Ca 2+ mobilization and Cl efflux in submandibular salivary cells of adult and newborn rats

Abstract

These cells were isolated by enzymatic digestion from glands of 1-day-old and fully mature rats. The effects of exposure to acetylcholine on cytosolic Ca 2+ and Cl efflux were studied by, respectively, spectrofluorimetry of fura-2 and the net efflux of the isotopic tracer 36Cl from preloaded cells. In both types of cells, when incubated in Ca 2+-containing solutions, acetylcholine initially caused a rapid, significant increase in cytosolic Ca 2+ (from approx. 90 to 480–570 nmol), followed by a slower decrease to a plateau value of 280–290 nmol.
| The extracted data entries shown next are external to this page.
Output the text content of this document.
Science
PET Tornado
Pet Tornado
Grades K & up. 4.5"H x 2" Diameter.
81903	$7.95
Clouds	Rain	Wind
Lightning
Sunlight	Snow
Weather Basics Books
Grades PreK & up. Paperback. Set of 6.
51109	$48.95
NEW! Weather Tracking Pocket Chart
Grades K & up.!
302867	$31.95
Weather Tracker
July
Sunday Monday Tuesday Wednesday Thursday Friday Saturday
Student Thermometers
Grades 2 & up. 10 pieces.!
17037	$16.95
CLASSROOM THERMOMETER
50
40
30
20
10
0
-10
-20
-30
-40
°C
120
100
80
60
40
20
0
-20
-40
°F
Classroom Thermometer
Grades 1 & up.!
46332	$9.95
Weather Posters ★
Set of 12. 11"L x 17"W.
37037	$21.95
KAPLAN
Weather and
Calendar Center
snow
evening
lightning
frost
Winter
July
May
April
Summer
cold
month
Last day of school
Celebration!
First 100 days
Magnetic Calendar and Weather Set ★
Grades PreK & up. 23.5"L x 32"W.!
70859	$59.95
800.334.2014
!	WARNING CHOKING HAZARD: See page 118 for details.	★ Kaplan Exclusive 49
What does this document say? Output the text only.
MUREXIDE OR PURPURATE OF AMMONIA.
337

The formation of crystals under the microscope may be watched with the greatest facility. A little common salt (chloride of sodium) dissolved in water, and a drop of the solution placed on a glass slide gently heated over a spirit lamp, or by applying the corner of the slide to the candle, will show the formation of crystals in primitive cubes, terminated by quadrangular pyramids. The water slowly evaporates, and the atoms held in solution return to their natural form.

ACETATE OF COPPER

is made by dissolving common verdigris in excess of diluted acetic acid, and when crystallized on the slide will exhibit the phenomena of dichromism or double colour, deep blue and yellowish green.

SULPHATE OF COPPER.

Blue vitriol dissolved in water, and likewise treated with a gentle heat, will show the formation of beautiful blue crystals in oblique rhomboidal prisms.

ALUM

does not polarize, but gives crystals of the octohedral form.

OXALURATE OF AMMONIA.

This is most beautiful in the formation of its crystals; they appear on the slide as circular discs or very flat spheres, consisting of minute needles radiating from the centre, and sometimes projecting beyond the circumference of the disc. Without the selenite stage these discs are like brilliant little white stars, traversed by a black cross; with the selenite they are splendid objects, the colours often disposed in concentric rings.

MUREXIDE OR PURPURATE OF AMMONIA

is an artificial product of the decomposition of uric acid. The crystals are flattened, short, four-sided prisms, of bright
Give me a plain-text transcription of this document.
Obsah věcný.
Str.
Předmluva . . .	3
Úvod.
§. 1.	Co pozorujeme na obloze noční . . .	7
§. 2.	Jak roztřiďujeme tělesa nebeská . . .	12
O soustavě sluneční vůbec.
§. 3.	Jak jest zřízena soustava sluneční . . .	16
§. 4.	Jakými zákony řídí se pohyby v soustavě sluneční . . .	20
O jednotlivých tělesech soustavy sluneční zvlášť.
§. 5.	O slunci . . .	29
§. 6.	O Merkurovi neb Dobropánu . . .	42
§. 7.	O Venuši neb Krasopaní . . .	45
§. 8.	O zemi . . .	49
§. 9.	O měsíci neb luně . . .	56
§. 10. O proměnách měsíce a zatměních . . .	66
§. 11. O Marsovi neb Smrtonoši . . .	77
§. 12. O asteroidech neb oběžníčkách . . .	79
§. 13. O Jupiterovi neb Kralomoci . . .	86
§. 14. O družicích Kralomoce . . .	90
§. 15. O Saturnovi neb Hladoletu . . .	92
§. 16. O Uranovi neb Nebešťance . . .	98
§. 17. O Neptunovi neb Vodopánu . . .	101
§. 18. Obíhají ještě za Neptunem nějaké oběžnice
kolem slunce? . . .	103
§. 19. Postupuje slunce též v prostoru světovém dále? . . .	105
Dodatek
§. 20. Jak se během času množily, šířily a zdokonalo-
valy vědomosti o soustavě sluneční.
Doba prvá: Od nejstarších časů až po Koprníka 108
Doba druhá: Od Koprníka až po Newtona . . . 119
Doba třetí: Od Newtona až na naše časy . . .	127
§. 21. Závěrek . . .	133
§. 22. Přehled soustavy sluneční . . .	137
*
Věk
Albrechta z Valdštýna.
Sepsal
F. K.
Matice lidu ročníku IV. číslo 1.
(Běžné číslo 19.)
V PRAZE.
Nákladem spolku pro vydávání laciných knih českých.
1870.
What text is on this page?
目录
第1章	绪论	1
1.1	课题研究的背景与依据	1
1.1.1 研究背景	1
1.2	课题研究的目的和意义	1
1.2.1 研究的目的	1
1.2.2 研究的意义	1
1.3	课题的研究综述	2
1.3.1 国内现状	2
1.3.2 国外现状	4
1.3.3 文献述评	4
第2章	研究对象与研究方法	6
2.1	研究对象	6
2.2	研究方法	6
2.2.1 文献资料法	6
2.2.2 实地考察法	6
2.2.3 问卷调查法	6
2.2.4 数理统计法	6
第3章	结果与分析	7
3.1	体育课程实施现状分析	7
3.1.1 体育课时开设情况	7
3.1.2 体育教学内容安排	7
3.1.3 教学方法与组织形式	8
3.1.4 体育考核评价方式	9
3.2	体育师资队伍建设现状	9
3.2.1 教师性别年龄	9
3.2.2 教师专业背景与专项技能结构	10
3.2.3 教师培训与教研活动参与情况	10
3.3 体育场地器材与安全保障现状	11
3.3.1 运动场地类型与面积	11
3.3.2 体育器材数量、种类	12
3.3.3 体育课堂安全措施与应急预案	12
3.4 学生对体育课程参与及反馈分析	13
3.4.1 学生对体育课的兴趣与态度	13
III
The initial peak persisted (315–339 nmol) in Ca 2+-free solutions but the cytosolic Ca 2+ concentrations decreased rapidly to levels below prestimulation values (30 nmol). 36Cl efflux in tracer preloaded cells incubated in Ca 2+-containing medium in the presence of acetylcholine was 18% in cells of new born animals and 35% in adult cells. In Ca 2+-free medium, mature cells showed a transient but significant (26%) efflux of 36Cl. Cells of 1-day-old rats did not show a net efflux of 36Cl under these conditions, but subsequent addition of Ca 2+ caused a 15% reduction (i.e. efflux) in tracer content. The antagonist 3,4,5-trimethoxybenzoate-8( N, N-dithylamino)octyl ester (TMB-8), which blocks internal Ca 2+ release, inhibited both the initial increase in cell Ca 2+ in both types of cells and the transient efflux of 36Cl seen in mature cells when incubated in Ca 2+-free solutions. At high concentrations (5 mM), LaCl 3 inhibited efflux of 36Cl in mature cells but not in those of newborn rats. However, at lower concentrations (0.1 mM), which do not interfere with fluorescence spectra, LaCl 3 did not inhibit the effect of acetylcholine on cell Ca 2+. These results suggest that Cl efflux in adult submandibular cells is regulated by an increase in cell Ca 2+ arising from release of internal Ca 2+ and from influx of external Ca 2+. Both of these responses are evident in cells of newborn animals but Cl efflux is either decreased or absent. This is likely to be associated with a deficiency in the Cl channels or in the coupling between Ca 2+ and the channel substrate through regulatory molecules associated with phosphorylation of the channel protein.